"""
DataPipes for :doc:`stackstac <stackstac:index>`.
"""
from typing import Any, Dict, Iterator, Optional
import xarray as xr
try:
import stackstac
except ImportError:
stackstac = None
from torchdata.datapipes import functional_datapipe
from torchdata.datapipes.iter import IterDataPipe
[docs]
@functional_datapipe("mosaic_dataarray")
class StackSTACMosaickerIterDataPipe(IterDataPipe[xr.DataArray]):
"""
Takes :py:class:`xarray.DataArray` objects, flattens a dimension by picking
the first valid pixel, to yield mosaicked :py:class:`xarray.DataArray`
objects (functional name: ``mosaic_dataarray``).
Parameters
----------
source_datapipe : IterDataPipe[xarray.DataArray]
A DataPipe that contains :py:class:`xarray.DataArray` objects, with
e.g. dimensions ("time", "band", "y", "x").
kwargs : Optional
Extra keyword arguments to pass to :py:func:`stackstac.mosaic`.
Yields
------
dataarray : xarray.DataArray
An :py:class:`xarray.DataArray` that has been mosaicked with e.g.

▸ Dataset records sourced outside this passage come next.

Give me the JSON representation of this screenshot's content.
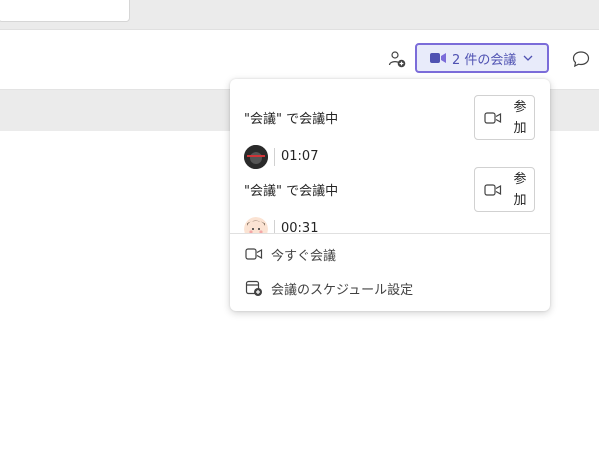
{
  "header": {
    "meetings_button_label": "2 件の会議",
    "colors": {
      "accent": "#4f52b2",
      "accent_border": "#7b6cd9",
      "accent_bg": "#e8ebfa"
    },
    "icons": [
      "people-add-icon",
      "video-icon",
      "chevron-down-icon",
      "chat-icon"
    ]
  },
  "popup": {
    "meetings": [
      {
        "title": "\"会議\" で会議中",
        "join_label": "参加",
        "duration": "01:07",
        "avatar": "dark-avatar"
      },
      {
        "title": "\"会議\" で会議中",
        "join_label": "参加",
        "duration": "00:31",
        "avatar": "cartoon-face-avatar"
      }
    ],
    "menu": [
      {
        "label": "今すぐ会議",
        "icon": "video-icon"
      },
      {
        "label": "会議のスケジュール設定",
        "icon": "calendar-add-icon"
      }
    ]
  }
}
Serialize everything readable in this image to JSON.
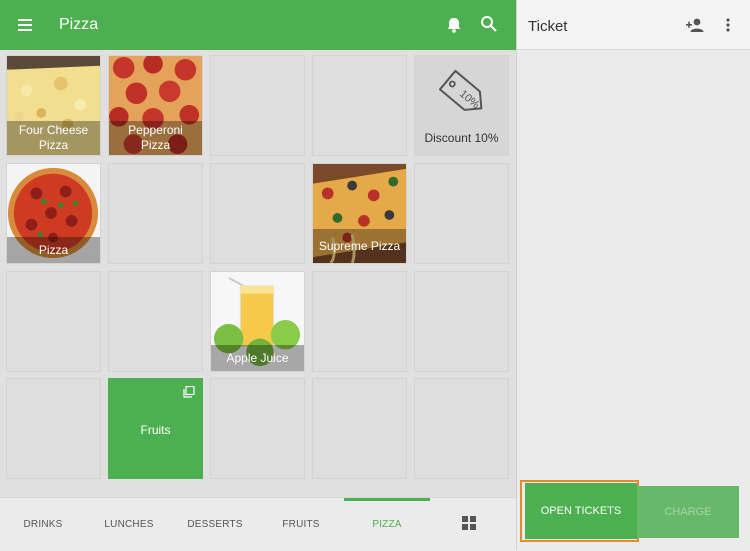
{
  "header": {
    "title": "Pizza",
    "menu_icon": "menu-icon",
    "bell_icon": "bell-icon",
    "search_icon": "search-icon"
  },
  "tiles": [
    {
      "label": "Four Cheese Pizza"
    },
    {
      "label": "Pepperoni Pizza"
    },
    {
      "label": "Discount 10%",
      "tag_text": "10%"
    },
    {
      "label": "Pizza"
    },
    {
      "label": "Supreme Pizza"
    },
    {
      "label": "Apple Juice"
    },
    {
      "label": "Fruits"
    }
  ],
  "tabs": [
    {
      "label": "DRINKS"
    },
    {
      "label": "LUNCHES"
    },
    {
      "label": "DESSERTS"
    },
    {
      "label": "FRUITS"
    },
    {
      "label": "PIZZA",
      "active": true
    }
  ],
  "ticket": {
    "title": "Ticket",
    "add_person_icon": "person-add-icon",
    "more_icon": "more-vert-icon"
  },
  "actions": {
    "open_tickets": "OPEN TICKETS",
    "charge": "CHARGE"
  },
  "colors": {
    "brand": "#4caf50",
    "highlight": "#e48b2b"
  }
}
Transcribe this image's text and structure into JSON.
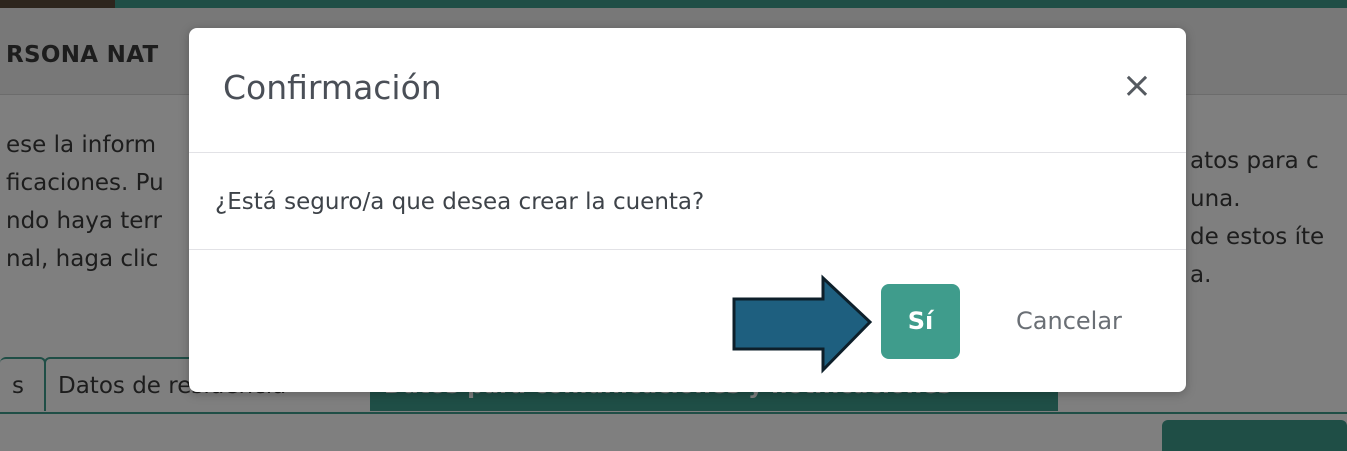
{
  "background": {
    "section_title": "RSONA NAT",
    "paragraph_left": [
      "ese la inform",
      "ficaciones. Pu",
      "ndo haya terr",
      "nal, haga clic"
    ],
    "paragraph_right": [
      "atos para c",
      "una.",
      "de estos íte",
      "a."
    ],
    "tabs": [
      {
        "label": "s"
      },
      {
        "label": "Datos de residencia"
      },
      {
        "label": "Datos para comunicaciones y notificaciones"
      }
    ]
  },
  "modal": {
    "title": "Confirmación",
    "close_glyph": "×",
    "message": "¿Está seguro/a que desea crear la cuenta?",
    "confirm_label": "Sí",
    "cancel_label": "Cancelar"
  },
  "annotation": {
    "arrow_color": "#1e5f7f",
    "points_to": "confirm-button"
  },
  "colors": {
    "accent": "#3f9c8c",
    "overlay": "rgba(0,0,0,0.5)"
  }
}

dimensions ("band", "y", "x").
Raises
------
ModuleNotFoundError
If ``stackstac`` is not installed. See
:doc:`install instructions for stackstac <stackstac:index>`, (e.g. via
``pip install stackstac``) before using this class.
Example
-------
>>> import pytest
>>> import xarray as xr
>>> pystac = pytest.importorskip("pystac")
>>> stackstac = pytest.importorskip("stackstac")
...
>>> from torchdata.datapipes.iter import IterableWrapper
>>> from zen3geo.datapipes import StackSTACMosaicker
...
>>> # Get list of ALOS DEM tiles to mosaic together later
>>> item_urls = [
... "https://planetarycomputer.microsoft.com/api/stac/v1/collections/alos-dem/items/ALPSMLC30_N022E113_DSM",
... "https://planetarycomputer.microsoft.com/api/stac/v1/collections/alos-dem/items/ALPSMLC30_N022E114_DSM",
... ]
>>> stac_items = [pystac.Item.from_file(href=url) for url in item_urls]
>>> dataarray = stackstac.stack(items=stac_items)
>>> assert dataarray.sizes == {'time': 2, 'band': 1, 'y': 3600, 'x': 7200}
...
>>> # Mosaic different tiles in an xarray.DataArray using DataPipe
>>> dp = IterableWrapper(iterable=[dataarray])
>>> dp_mosaic = dp.mosaic_dataarray()
...
>>> # Loop or iterate over the DataPipe stream
>>> it = iter(dp_mosaic)
>>> dataarray = next(it)
>>> print(dataarray.sizes)
Frozen({'band': 1, 'y': 3600, 'x': 7200})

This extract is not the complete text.